Dear Shaded Viewers,
Last December, I met an astonishing photographer : Edouard Brane. He exposed in a gallery in the 6th Arrondissement, Prima la musica an exhibition about the intimacy of opera performers. He deeply moved me, and after an interview I realized that we agreed about a lot of points about opera in our times. For once, I am not going to be partial. I will still explain the process of the Artist that I’m interested in, but I have to tell you from the bottom of my heart how magnetic the lyrical genre is.

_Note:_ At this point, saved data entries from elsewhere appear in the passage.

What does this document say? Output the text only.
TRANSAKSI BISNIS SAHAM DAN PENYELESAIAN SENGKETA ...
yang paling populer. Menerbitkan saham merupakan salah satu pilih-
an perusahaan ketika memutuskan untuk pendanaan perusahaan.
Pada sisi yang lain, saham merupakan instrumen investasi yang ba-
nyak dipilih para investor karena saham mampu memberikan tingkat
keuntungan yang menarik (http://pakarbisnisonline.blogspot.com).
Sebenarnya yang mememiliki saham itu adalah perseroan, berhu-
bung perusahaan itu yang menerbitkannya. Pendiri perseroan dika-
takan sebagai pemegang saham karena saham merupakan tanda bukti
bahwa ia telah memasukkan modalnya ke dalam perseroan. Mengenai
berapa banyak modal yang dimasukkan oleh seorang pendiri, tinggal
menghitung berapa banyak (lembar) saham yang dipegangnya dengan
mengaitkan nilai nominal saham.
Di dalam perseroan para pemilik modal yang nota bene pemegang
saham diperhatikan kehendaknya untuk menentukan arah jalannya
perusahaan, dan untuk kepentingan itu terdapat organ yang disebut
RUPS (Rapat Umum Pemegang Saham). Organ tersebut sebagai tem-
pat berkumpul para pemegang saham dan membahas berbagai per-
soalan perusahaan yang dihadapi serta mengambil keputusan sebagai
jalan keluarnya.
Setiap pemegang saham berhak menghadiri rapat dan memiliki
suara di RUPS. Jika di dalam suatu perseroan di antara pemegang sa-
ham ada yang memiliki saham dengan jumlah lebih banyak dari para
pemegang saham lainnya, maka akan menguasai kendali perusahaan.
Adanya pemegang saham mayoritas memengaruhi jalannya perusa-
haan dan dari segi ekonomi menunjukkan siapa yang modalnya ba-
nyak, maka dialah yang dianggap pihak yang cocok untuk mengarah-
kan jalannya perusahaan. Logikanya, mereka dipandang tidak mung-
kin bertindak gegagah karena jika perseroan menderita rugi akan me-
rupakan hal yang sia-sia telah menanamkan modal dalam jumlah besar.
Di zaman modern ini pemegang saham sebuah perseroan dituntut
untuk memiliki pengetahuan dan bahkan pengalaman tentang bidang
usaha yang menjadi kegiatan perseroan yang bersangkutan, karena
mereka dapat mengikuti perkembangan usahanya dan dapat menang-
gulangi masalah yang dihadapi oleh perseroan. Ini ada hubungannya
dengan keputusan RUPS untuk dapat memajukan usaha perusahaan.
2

Edouard Brane is a funny man, very optimistic, very playful, eager to gives stories about his pictures.He’s got the natural ability to explain opera’s intrigues in a funny way to children. His first passion was cinema that he discovered while in high school. He has the eye to create a powerful image with a striking pose and impactful colors. Bridges are created between cinema and classical music. Viewers are taking time to figure out that a picture with the opening crédits of Browning’s Dracula concert is a modern orchestration to the movie led by the pianist on the left side of the picture. Then the pictures of the two dancers in LA(HORDE)’s We should never have walked on the Moon is appealing. But that seems quite predicable. We knew they were going to dance Edouard says. Maybe the key to the emotions is away…

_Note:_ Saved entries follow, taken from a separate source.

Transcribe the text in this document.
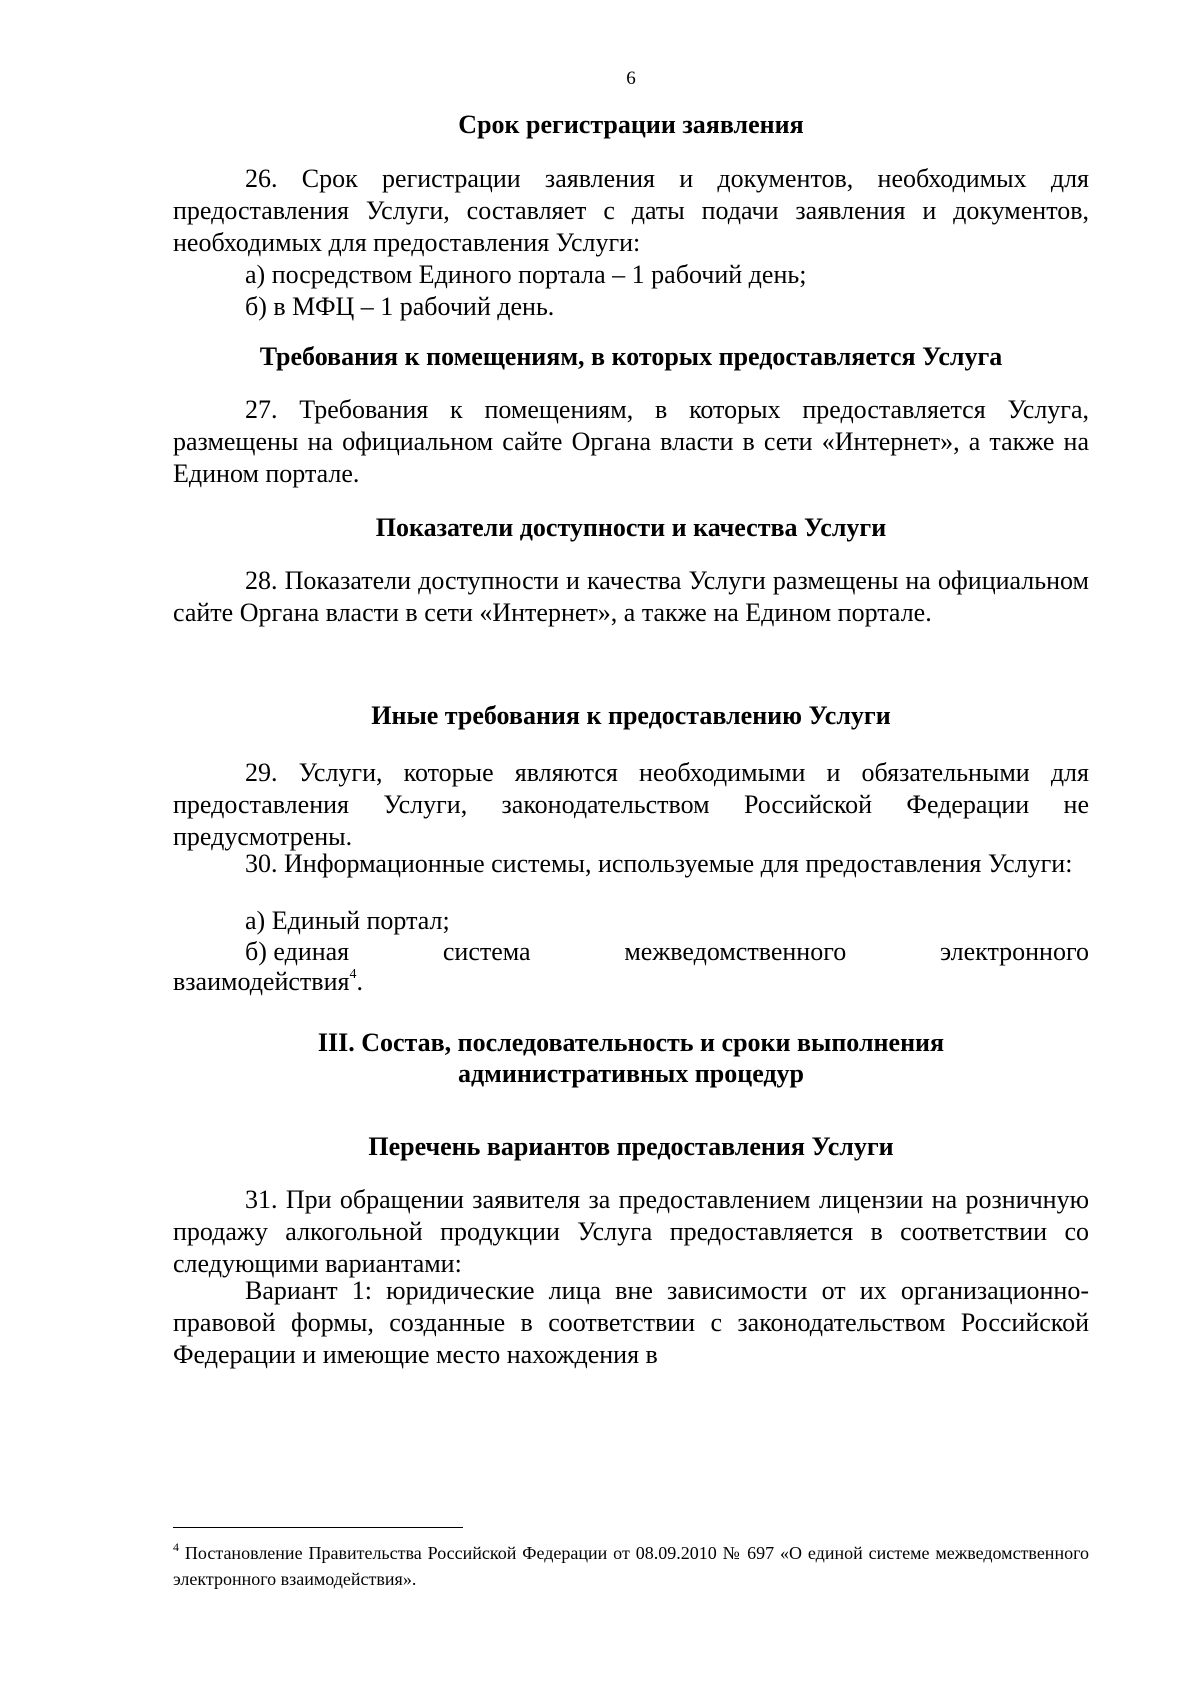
6
Срок регистрации заявления
26. Срок регистрации заявления и документов, необходимых для предоставления Услуги, составляет с даты подачи заявления и документов, необходимых для предоставления Услуги:
а) посредством Единого портала – 1 рабочий день;
б) в МФЦ – 1 рабочий день.
Требования к помещениям, в которых предоставляется Услуга
27. Требования к помещениям, в которых предоставляется Услуга, размещены на официальном сайте Органа власти в сети «Интернет», а также на Едином портале.
Показатели доступности и качества Услуги
28. Показатели доступности и качества Услуги размещены на официальном сайте Органа власти в сети «Интернет», а также на Едином портале.
Иные требования к предоставлению Услуги
29. Услуги, которые являются необходимыми и обязательными для предоставления Услуги, законодательством Российской Федерации не предусмотрены.
30. Информационные системы, используемые для предоставления Услуги:
а) Единый портал;
б) единая	система	межведомственного	электронного
взаимодействия$^4$.
III. Состав, последовательность и сроки выполнения
административных процедур
Перечень вариантов предоставления Услуги
31. При обращении заявителя за предоставлением лицензии на розничную продажу алкогольной продукции Услуга предоставляется в соответствии со следующими вариантами:
Вариант 1: юридические лица вне зависимости от их организационно-правовой формы, созданные в соответствии с законодательством Российской Федерации и имеющие место нахождения в
$^4$ Постановление Правительства Российской Федерации от 08.09.2010 № 697 «О единой системе межведомственного электронного взаимодействия».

Not very far indeed, because we get to see a portrait of Michael Spyres made after the Recording of his debut album Barythenor. It is a clear allusion, to The Desperate by Gustave Courbet. However Edouard’s work is asking us : « what if ». Being very spontanreous, very realistic it’s like if we are in front of improvisation itself and we cannot predict what the performer will do the moment after. His videoclip of the Legend of Kleinzack is a stripping example of his spontaneity. In the Silencio nightclub designed by David Lynch. Spyres sings the famous aria of Hoffmann’s tales. Olympia, Antonia and Giulietta the three main women of the opera are none other Michel Fau, a hilarious french comedian with a unequivocal humour in drag.
The spontaneity Edouard gives to his performers is a deep love letter to them. After treating opera like a movie to reveal raw feelings, he decided to shoot the performers in their dressing rooms. While it seems contradictory, it’s in fact the most interesting moment: it reveals the inner strength of the performer as himself. There Barbara Hannigan is anxiously waiting with her partner, french actor Mathieu Amalric. He’s still amazed how she’s always high on energy. Hugo Marchand, has a determined glance. Gathering the intensity to tap the stage like he recently did in Bejart’s Boléro . Dorothee Gibert is disruptive with her quietness changing her ballet slippers between two dramatically lit spaces. He calls the moment the providence. A more powerful moment than the decisive instant of Cartier Bresson, a moment when you see the constant strength of the performer in and out of the stage.
Finally, Edouard reveals more than the making of a show. He reveals the chore of the genre: passion. Where does that passion come from? Only one possible answer: Italy. You can easily spot the difference between his shots in Paris and the country where it all started. People, laugh and dance in those pictures and even a little girl is held by her dad. There’s a Picture of the Sun blinding us, a funny situation inviting us to feel, alive first. We almost finish the exhibition with lovers but one Picture catches our eyes: Two lovers. Although they are a recurring motive in the history of photography, the picture is more than ever contemporary. The woman with loose hair that fiercely touches her lover’s face in Saint Germain des Près. The true miracle will happen 5 years after when Edouard will add on Facebook the actress Lucrèce Carmignac, the Woman in the Picture. A friend tagged her on the Picture without knowing it was her. At the moment he saw she accepted his invitation, he was listening to… Donizetti’s Lucrezia Borgia !
We complete our tour with Claire de Lune with the advice to listen Nocturne 2nd of Chopin. A masterful ending making us see that authentic will aways be the first inspiration. Then he proposes an unusual documentary series, Poi la parole. Here, Edouard proposes the interview of 10 aficionados. He turns them into powerful heroes transcending their introvert habits. Edouard is off to new projects in a different side of our Society, but you can still meet him in Catherine Baba‘s Dévotion or in some more devilish parties.